In the video, Odinet calls the man, who was Black, a “n—--r.”

Odinet resigned from the bench in the aftermath of the video going public.

Her replacement, Lafayette City Court Judge Jules Edwards, was sworn-in on Jan. 4. Edwards, who is Black, defeated Roya Boustany in a December runoff to win the seat.

In presenting their case, the ODC argued Odinet violated Canons 1 and 2A of the Louisiana Code of Judicial Conduct and Rule 8.4(a) and 8.4(d) of the Louisiana Rules of Professional Conduct, which governs the work and professional behavior of attorneys.

The ODC sought punishment under a Louisiana Supreme Court rule that states a former judge’s behavior on the bench can fall under attorney disciplinary board oversight when the misconduct “...would have been grounds for lawyer discipline.”

While the three-person board agreed Odinet violated the two cited judicial canons dealing with integrity and impartiality of the judiciary, the panel found Odinet’s use of the racial slur outside of a legal setting wasn’t grounds for lawyer discipline.

The committee wrote in their report that the Office of Disciplinary Counsel fell short of proving that the breaches of judicial conduct had corresponding consequences under the conduct code governing attorneys. The three-person committee said that the cases the ODC cited in their arguments all pertained to work and client-related offenses, and did not address a private incident like Odinet’s.

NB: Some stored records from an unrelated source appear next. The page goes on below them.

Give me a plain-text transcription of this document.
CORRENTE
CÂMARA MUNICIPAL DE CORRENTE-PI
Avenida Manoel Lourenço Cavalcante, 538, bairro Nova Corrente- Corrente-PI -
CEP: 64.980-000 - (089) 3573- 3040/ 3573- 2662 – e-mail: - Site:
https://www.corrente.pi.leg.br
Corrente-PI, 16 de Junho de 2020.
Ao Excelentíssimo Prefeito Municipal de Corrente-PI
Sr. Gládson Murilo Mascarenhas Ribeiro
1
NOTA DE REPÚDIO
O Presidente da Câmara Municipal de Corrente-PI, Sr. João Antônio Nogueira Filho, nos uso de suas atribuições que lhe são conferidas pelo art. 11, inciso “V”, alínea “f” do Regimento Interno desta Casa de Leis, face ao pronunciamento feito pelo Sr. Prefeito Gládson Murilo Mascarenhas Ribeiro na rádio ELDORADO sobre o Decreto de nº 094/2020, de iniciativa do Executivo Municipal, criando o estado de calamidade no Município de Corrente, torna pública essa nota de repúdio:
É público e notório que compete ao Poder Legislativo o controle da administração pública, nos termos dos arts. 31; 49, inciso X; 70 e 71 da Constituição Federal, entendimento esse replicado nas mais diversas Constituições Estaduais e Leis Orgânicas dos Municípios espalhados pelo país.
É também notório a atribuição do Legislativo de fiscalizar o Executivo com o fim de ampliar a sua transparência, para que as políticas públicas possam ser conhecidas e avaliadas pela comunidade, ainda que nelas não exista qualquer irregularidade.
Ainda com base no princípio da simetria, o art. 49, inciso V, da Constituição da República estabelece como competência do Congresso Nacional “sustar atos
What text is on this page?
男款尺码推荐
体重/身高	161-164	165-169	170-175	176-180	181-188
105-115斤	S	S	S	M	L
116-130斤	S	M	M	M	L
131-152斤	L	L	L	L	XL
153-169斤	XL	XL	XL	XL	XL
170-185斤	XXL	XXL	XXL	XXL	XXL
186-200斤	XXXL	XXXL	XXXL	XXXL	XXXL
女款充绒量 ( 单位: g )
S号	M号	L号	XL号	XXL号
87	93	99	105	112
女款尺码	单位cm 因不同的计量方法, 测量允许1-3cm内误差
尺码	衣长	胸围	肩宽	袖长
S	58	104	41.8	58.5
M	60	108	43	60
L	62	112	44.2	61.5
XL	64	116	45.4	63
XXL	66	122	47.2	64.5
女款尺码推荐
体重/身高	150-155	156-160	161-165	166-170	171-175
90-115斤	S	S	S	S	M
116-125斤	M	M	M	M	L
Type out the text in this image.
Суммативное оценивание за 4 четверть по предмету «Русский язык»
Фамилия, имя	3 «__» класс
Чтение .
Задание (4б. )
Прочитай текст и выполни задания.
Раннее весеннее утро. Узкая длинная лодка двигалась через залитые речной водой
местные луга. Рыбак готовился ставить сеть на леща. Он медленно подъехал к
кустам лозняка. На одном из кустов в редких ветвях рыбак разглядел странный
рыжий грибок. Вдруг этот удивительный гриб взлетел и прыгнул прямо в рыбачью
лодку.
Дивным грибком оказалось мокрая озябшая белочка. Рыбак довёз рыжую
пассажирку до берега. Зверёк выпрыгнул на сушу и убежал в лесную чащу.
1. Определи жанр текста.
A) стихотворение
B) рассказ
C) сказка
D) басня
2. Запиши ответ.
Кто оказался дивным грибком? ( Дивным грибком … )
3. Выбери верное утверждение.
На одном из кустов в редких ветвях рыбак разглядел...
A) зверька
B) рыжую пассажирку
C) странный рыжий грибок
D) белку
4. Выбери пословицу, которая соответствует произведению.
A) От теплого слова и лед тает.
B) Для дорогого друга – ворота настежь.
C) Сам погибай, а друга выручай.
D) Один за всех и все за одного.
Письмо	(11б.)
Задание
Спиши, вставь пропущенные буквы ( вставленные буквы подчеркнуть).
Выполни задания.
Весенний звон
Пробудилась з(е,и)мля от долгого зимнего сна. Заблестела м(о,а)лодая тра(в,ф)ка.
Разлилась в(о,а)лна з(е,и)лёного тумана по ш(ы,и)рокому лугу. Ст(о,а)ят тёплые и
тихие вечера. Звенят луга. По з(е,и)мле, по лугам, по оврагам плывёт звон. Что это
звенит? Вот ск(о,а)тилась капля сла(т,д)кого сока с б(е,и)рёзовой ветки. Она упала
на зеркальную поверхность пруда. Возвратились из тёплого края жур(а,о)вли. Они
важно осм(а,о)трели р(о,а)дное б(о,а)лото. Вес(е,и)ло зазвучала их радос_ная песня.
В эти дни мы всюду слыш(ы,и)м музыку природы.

“There is no ground for lawyer discipline under the Louisiana Rules of Professional Conduct for profanities and undignified/uncivil language used by a lawyer in their own home,” the committee report said.

The hearing committee also noted the consequences Odinet has already experienced related to the fallout from her speech, including “widespread public condemnation, lost income and impact on family and children,” exceed the ODC’s proposed discipline, which was suggested to range from public discipline to a deferred suspension.

“This Committee further finds Respondent’s self-imposed discipline, resigning as judge, more onerous than any discipline sought by ODC such that any requested discipline is superfluous,” the committee report said.

The committee report was filed into the record by the Louisiana Attorney Disciplinary Board on Monday and a copy of the document was provided to The Acadiana Advocate by Odinet’s attorney, Dane Ciolino.

Ciolino said while Odinet’s speech was “completely unacceptable,” the case boiled down to an issue of government overreach, not of individual punishment.

“I think she and I are both pleased with the result because this means an occupational license for a lawyer, or for anyone else, can’t be placed in jeopardy by the use of profanity in a private home,” Ciolino said by phone Monday.

If the Office of Disciplinary Counsel objects to the committee’s findings, the case will go before an adjudicative committee for the Louisiana Attorney Disciplinary Board, then on to the Louisiana Supreme Court. If neither party objects to the committee’s decision, the hearing report will go straight to the Louisiana Supreme Court for final decision, per the Louisiana Attorney Disciplinary Board’s website.

Ciolino said he has not heard whether the ODC plans to lodge an objection or allow the case to move forward.